Tribal support can no longer be taken for granted. Some of the more important tribal groups have been demanding major constitutional changes. Anti-Israeli sentiment has also increased, with one of the largest tribes disowning a prominent tribe member for agreeing to be Jordan’s ambassador to Tel Aviv.
In such an increasingly uncertain time for Syria and its neighbours, some fear the situation could deteriorate to the point where Syria itself could fragment, with some regions, including the areas peopled by Kurds, seeking to undermine the centralized control and power of Damascus. Others hypothesize that in a worst-case scenario, the minority Alawites, rather than accept domination and potential threats to their very lives from a triumphant Sunni majority, might withdraw to the traditional homeland of many Alawites in the Antakya region along the Mediterranean coast, effectively dismembering that region from the rest of Syria.

As questionable as that might seem to outsiders, during the early stages of France’s mandate over Syria following the Ottoman defeat in the First World War, the French established six autonomous administrations in what eventually became Syria. Regional power bases and tribal loyalties still remain strong.

To complicate matters further, the civil war in Syria has become a magnet that attracts a plethora of militants and extremists from numerous backgrounds and movements, including seasoned fighters from such places as Kosovo, Chechnya and beyond, not to mention al-Qaeda. And each comes with competing goals and a sense of its own righteousness.

There is fear that the increasing presence of so many dubious groups, particularly Jihadists, many funded by Islamist organizations or fundamentalist-inclined Arab governments, introduces even greater uncertainty over where Syria will be heading. This is especially so once there no longer is any single powerful force in place to keep the lid on the totally unpredictable and dangerous developments that may be unleashed.

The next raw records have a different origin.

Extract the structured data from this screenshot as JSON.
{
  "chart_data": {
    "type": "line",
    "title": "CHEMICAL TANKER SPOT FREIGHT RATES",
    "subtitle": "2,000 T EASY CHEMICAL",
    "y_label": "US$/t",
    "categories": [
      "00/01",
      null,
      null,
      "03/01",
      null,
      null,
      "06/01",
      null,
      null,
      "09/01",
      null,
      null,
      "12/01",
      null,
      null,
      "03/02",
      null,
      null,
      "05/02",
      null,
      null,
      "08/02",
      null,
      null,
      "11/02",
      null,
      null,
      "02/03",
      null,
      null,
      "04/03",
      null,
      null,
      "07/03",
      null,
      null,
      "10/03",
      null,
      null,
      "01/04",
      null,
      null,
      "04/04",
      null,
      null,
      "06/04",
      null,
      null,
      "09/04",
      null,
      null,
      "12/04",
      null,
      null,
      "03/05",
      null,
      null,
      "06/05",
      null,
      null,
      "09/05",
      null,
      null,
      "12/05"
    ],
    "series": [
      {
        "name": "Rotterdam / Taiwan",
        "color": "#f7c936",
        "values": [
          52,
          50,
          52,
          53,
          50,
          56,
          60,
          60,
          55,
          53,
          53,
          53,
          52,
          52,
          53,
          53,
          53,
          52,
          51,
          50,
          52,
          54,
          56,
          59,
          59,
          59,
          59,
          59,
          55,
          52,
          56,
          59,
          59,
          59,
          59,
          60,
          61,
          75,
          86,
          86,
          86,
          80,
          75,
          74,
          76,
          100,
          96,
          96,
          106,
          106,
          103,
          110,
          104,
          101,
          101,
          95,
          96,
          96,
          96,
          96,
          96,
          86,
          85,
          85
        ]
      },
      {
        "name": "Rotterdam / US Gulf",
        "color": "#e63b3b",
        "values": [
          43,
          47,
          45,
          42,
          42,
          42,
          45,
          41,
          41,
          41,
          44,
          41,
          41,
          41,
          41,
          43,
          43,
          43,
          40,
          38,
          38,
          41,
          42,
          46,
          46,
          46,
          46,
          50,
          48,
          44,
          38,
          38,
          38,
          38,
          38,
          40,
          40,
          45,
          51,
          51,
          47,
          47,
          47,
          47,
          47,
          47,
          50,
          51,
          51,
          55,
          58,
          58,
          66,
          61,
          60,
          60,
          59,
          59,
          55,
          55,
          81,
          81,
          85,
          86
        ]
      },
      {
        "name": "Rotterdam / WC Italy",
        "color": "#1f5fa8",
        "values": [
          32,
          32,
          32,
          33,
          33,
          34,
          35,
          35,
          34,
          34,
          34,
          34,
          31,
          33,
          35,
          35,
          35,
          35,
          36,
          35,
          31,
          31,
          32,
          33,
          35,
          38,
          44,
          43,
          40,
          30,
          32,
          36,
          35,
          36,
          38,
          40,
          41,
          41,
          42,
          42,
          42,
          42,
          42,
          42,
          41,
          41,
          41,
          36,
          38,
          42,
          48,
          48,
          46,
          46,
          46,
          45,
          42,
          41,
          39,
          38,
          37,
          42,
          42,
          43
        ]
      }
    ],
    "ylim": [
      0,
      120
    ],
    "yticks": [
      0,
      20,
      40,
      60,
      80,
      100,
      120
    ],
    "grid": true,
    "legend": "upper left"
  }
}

It also must be borne in mind that even though Bashar al-Assad’s father terrorized the Muslim Brotherhood into submission when he systematically destroyed its stronghold in the city of Hama in 1982, reportedly killing nearly 30,000, the fundamentalist-minded Brotherhood remains a force to be reckoned with in Syria and many of its members will want revenge on their oppressors.

It’s precisely because of understandable concerns over Syria’s deeply divided society that many have called for some form of outside intervention in Syria, whether by the United Nations, NATO or others to contain an even greater conflagration within Syria and beyond its borders.

In such an unstable and unpredictable environment, the future of groups such as Syria’s Kurds is far from clear. Nor is the future of present-day Syria itself. As one Jihadist extremist bluntly expressed it, Jihadists are not fighting in Syria for democracy or simply the removal of Bashar al-Assad. They are fighting for the imposition of Sharia Law and the establishment of an Islamic Caliphate, in which democracy and elections are alien concepts.

 

Harry Sterling, a former diplomat, is an Ottawa-based commentator. He served in Turkey and writes regularly on Middle East issues.